Depremde, resmi kayıtlara göre 17 bin 480 kişi ölürken, 23 bin 781 kişi yaralandı, 505 kişi de sakat kaldı. Halen 5 bin 840 kişi kayıp. 600 bin kişinin evsiz kaldığı depremde, 33 bin 683 bina çöktü, 285 bin 211 ev, 42 bin 902 işyeri hasar gördü, 96 bin 796 konut, 15 bin 939 işyeri yıkıldı.

Bilim adamlarının bugün bile 7,7 büyüklüğünde deprem beklentisi olduğuna dikkat çekerken, ‘deprem ülkesi’ olan Türkiye’de insanların depreme hazır olup, olmadığı ise tartışma konusu. Her büyük depremden sonra geçici önlem almaya çalışanlar, daha sonra günlük yaşam içinde bu deprem gerçeğini unutuyor. Bunun sonucu depremin maddi-manevi acı bilançosu da ağır oluyor.

Türkiye Deprem Bölgeleri Haritası, AFAD Deprem Dairesi Başkanlığı tarafından yenilendi. Bu harita 18 Mart 2018 tarihli Resmi Gazete’de yayımlandı ama uygulamaya 1 Ocak 2019’da girecek. Yeni haritada 17 il ‘en tehlikeli’  26’sı ‘tehlikeli alanlar’ olarak ilan edildi, 46 ilde deprem tehlikesi azaldı, 6 ilde yükseldi. Kayseri 3. Risk bölgesinde ama Erciyes’in ‘uyuyan en genç volkanik dağ’ özelliğinden Volkanik tehlikede ilk sırada.

 Türkiye sahip olduğu tektonik, sismik, topografik ve iklimsel yapısı gereği doğal afetlerle sıklıkla karşı karşıya kalan bir ülke. Su baskını, sel, çığ, heyelan, yangın ama en önemlisi deprem…

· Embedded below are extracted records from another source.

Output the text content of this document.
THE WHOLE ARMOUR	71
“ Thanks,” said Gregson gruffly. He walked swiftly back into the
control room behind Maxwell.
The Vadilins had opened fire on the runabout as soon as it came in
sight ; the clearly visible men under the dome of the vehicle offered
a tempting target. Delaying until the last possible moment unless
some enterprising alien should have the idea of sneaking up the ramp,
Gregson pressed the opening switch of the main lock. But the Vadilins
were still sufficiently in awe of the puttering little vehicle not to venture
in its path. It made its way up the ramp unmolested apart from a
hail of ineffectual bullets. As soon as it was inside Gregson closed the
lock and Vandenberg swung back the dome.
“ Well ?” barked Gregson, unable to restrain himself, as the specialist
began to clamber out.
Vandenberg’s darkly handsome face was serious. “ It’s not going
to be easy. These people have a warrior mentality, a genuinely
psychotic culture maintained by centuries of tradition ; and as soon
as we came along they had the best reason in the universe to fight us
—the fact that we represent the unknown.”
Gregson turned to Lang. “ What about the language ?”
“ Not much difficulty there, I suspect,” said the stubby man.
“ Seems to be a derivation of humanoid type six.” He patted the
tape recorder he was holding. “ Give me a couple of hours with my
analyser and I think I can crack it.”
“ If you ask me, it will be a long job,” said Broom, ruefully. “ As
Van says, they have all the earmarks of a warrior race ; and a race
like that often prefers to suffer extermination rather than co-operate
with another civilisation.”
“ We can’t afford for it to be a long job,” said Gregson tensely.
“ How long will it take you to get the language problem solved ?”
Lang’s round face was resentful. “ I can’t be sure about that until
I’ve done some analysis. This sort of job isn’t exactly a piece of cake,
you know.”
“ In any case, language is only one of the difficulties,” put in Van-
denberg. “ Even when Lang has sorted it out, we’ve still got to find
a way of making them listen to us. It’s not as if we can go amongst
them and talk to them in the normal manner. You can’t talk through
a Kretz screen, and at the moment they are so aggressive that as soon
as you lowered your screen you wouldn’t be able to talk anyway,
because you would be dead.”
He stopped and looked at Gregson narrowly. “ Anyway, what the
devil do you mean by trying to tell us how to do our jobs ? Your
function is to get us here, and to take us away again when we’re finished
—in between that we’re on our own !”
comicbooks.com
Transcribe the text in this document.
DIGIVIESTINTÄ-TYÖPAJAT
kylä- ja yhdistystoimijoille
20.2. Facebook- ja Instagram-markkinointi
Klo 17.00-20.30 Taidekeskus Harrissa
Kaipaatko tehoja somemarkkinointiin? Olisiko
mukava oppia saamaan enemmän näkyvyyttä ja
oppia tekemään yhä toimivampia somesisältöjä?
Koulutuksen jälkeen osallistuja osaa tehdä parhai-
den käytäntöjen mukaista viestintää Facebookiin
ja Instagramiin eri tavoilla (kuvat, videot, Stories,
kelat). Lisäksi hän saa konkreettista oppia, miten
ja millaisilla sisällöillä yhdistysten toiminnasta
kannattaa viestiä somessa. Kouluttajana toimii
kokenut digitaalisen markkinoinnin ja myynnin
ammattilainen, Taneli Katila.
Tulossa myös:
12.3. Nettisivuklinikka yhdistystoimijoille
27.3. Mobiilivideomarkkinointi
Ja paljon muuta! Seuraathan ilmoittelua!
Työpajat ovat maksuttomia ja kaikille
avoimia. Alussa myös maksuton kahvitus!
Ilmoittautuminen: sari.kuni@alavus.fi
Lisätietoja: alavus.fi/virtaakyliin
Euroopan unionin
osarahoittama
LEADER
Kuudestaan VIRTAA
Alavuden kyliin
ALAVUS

Afet ve Acil Durum Yönetimi Başkanı (AFAD) Mehmet Güllüoğlu, Türkiye’nin depremlerde insan kaybı açısından dünyada üçüncü, etkilenen insan sayısı açısından sekizinci sırada olduğuna dikkat çekti. Ortalama olarak her yıl büyüklüğü 5 ile 6 arasında değişen en az bir deprem yaşandığını belirten Güllüoğlu şöyle dedi.

“Yerin altı değişmedi ama fay hatlarını daha yakından tanımaya başladık. Artık semt semt, hatta noktasal olarak tespit yapılabiliyor. Deprem haritasının değişmesi sadece haritanın değişmesi anlamına gelmiyor. İnşaatlarda kullanılan binlerce parametrenin de değişmesi, bununda bir karşılığı, bir maliyeti var. Biz farkındalığı artırmak istiyoruz. ‘Oturduğunuz evin deprem sigortası var mı, güvenli bir bina mı, belediyenin imar planına uygun mu, siz bireysel olarak hazır mısınız?’ gibi soruları vatandaşa sordurtmak istiyoruz” dedi.

Bilim adamları, Türkiye ve Dünyanın değişik bölgelerinde  meydana gelen depremlerin bir sinyal niteliğinde olduğunu, büyük depremin gecikmesi nedeniyle artık gerilen fay hatlarında kırılmalar yaşandığını, büyük depremin artık kapıda olduğunu, bu yıl ya da  en geç 2019’da Türkiye’nin yeni bir büyük depremi yaşayacağına dikkat çekti. Biz de bu acı gerçeği bir kez daha size hatırlatmak istedik.